The approval covers the second review of Pakistan’s Extended Fund Facility (EFF) and the first review of its climate-focused Resilience and Sustainability Facility (RSF), bringing total disbursements since last year to about $3.3 billion.

Pakistan entered the IMF program in September 2024 after years of weak revenues, soaring fiscal deficits, import controls, currency depletion and repeated climate shocks left the economy close to external default. A smaller stopgap arrangement earlier that year helped avert immediate default, but the current 37-month program was designed to restore macroeconomic stability through strict monetary tightening, currency adjustments, subsidy rationalization and aggressive revenue measures.

The IMF’s new review shows that Pakistan has delivered significant gains since then. Growth recovered to 3 percent last year after shrinking the year before. Inflation fell from over 23 percent to low single digits before rising again after this year’s floods. The current account posted its first surplus in 14 years, helped by stronger remittances and a sharp reduction in imports. And the government delivered a primary budget surplus of 1.3 percent of GDP, a key program requirement. Foreign exchange reserves, which had dropped dangerously low in 2023, rose from US$9.4 billion to US$14.5 billion by June.

“Pakistan’s reform implementation under the EFF arrangement has helped preserve macroeconomic stability in the face of several recent shocks,” IMF Deputy Managing Director Nigel Clarke said in a statement after the Board meeting.

But he warned that Islamabad must “maintain prudent policies” and accelerate reforms needed for private-sector-led and sustainable growth.

The Fund noted that the 2025 monsoon floods, affecting nearly seven million people, damaging housing, livestock and key crops, and displacing more than four million, have set back the recovery. The IMF now expects GDP growth in FY26 to be slightly lower and forecasts inflation to rise to 8–10 percent in the coming months as food prices adjust.

The review warns Pakistan against relaxing monetary or fiscal discipline prematurely. It urges the State Bank to keep policy “appropriately tight,” allow exchange-rate flexibility and improve communication. Islamabad must also continue raising revenues, broadening the tax base and protecting social spending, the Fund said.

Despite the progress, Pakistan’s structural weaknesses remain severe.

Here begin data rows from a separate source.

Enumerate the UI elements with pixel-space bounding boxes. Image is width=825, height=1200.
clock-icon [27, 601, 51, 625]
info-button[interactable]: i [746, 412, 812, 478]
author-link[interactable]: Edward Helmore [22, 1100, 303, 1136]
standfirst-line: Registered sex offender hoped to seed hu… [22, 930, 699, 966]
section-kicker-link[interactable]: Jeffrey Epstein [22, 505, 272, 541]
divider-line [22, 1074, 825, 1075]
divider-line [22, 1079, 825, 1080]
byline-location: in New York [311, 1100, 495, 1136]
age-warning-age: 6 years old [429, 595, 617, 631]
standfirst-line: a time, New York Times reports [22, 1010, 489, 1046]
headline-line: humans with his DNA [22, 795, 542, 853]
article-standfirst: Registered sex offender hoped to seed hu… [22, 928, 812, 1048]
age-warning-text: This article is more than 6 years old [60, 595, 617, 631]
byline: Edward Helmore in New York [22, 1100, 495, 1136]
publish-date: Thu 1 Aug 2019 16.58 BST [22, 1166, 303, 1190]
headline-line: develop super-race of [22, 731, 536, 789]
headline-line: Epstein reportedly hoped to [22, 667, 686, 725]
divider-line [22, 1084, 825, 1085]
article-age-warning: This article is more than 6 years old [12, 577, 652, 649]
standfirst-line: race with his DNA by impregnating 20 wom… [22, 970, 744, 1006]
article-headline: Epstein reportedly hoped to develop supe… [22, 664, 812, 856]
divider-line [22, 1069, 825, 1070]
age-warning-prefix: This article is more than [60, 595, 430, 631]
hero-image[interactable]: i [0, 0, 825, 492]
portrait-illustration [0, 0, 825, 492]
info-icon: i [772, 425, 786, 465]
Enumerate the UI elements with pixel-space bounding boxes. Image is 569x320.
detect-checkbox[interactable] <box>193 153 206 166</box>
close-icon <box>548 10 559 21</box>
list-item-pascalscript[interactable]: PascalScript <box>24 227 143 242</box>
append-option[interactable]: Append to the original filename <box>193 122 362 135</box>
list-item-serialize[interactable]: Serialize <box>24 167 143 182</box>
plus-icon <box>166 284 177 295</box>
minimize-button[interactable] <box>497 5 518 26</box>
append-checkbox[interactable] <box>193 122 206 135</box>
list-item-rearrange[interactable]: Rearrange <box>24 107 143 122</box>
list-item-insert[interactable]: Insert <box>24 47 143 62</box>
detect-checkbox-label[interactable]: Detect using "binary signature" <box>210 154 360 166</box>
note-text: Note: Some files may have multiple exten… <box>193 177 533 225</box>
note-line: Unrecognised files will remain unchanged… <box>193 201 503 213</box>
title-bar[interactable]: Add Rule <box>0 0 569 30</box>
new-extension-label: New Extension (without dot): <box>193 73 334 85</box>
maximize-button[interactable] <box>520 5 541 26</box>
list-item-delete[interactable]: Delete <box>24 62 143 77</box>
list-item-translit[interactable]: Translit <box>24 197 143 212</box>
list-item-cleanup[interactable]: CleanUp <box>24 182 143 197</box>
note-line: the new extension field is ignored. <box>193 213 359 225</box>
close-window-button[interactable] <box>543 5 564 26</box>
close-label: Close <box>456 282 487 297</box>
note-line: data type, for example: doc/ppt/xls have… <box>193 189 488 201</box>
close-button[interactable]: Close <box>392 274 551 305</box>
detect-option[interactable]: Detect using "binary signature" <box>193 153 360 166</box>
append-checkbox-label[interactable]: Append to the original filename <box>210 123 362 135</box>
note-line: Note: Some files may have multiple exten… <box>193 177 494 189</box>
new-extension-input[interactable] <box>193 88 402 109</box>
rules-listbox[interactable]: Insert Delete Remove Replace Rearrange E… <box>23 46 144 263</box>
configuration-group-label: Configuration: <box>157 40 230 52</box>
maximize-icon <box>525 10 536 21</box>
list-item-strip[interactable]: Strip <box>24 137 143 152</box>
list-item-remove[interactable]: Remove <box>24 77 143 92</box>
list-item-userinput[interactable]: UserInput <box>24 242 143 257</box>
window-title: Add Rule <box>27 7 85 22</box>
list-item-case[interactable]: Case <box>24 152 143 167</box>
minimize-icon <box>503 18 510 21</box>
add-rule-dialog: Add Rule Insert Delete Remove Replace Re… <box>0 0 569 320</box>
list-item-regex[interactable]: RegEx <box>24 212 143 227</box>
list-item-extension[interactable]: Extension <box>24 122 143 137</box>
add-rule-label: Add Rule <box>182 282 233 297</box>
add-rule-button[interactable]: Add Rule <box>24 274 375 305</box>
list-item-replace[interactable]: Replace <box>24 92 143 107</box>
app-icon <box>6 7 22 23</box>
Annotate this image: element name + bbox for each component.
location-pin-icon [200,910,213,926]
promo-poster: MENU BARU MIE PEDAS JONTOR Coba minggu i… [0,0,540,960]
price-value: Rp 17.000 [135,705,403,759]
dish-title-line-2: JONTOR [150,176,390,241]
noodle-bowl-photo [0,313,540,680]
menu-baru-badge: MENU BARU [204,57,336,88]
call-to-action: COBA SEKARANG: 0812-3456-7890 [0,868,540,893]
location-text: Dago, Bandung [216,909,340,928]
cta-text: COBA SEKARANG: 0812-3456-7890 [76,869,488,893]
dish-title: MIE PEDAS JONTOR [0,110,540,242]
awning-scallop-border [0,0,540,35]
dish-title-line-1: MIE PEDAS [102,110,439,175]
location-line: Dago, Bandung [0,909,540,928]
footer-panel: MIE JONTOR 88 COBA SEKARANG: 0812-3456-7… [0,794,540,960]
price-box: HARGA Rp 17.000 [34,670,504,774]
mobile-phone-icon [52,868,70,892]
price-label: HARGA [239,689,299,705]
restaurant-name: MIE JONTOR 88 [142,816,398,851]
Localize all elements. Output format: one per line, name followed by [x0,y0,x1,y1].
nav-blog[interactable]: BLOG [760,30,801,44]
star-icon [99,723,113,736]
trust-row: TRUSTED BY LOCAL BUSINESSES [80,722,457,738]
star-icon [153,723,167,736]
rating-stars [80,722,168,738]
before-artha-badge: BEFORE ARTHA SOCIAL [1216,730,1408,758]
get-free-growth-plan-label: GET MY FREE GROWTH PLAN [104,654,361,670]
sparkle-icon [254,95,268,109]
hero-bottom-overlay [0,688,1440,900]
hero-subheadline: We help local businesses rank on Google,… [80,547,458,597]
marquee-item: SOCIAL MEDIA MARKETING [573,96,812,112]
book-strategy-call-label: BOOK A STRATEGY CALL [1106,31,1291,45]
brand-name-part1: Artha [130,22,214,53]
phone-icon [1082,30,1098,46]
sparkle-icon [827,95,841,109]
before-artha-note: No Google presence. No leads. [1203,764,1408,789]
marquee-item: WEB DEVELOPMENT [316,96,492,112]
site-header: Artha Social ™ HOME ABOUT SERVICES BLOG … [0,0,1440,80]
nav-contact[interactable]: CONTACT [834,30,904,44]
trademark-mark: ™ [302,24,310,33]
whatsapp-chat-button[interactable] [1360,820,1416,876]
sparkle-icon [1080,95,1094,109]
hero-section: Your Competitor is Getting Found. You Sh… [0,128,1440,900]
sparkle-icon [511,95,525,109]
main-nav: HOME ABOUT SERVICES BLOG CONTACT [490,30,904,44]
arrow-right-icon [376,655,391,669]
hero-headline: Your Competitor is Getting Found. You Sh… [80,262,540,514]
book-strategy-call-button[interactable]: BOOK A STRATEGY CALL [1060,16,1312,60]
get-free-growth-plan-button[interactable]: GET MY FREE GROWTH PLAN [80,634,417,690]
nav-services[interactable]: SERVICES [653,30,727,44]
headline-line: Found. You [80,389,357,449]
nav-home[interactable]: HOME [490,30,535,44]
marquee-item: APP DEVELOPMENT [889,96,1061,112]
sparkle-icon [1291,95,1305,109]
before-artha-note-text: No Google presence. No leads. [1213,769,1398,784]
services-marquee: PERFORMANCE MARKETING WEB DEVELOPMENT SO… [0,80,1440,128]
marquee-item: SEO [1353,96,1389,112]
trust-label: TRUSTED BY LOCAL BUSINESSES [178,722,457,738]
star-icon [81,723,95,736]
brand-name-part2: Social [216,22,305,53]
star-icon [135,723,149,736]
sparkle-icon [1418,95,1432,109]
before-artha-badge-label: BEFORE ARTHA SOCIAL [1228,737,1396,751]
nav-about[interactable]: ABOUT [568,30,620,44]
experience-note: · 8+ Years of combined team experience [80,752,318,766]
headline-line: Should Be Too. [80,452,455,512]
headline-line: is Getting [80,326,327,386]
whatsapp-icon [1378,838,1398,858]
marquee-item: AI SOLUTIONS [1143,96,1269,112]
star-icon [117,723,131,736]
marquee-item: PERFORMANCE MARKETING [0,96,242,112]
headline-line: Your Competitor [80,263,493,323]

Power-sector circular debt stands at about $5.7 billion, and gas-sector arrears have climbed to $11.3 billion despite tariff adjustments. Reform of state-owned enterprises has slowed, including delays in privatizing loss-making electricity distributors and Pakistan International Airlines. Key governance and anti-corruption reforms have also been pushed back.

The IMF welcomed Pakistan’s expansion of its flagship Benazir Income Support Program, which raises cash transfers for low-income families and expands coverage, saying social protection is essential as climate shocks intensify. But it warned that high public debt, about 72 percent of GDP, thin external buffers and climate exposure leave the country vulnerable if reform momentum weakens.

The Fund said Pakistan’s challenge now is to convert short-term stabilization into sustained recovery after years of economic volatility, with its ability to maintain discipline, rather than the size of external financing alone, determining the durability of its gains.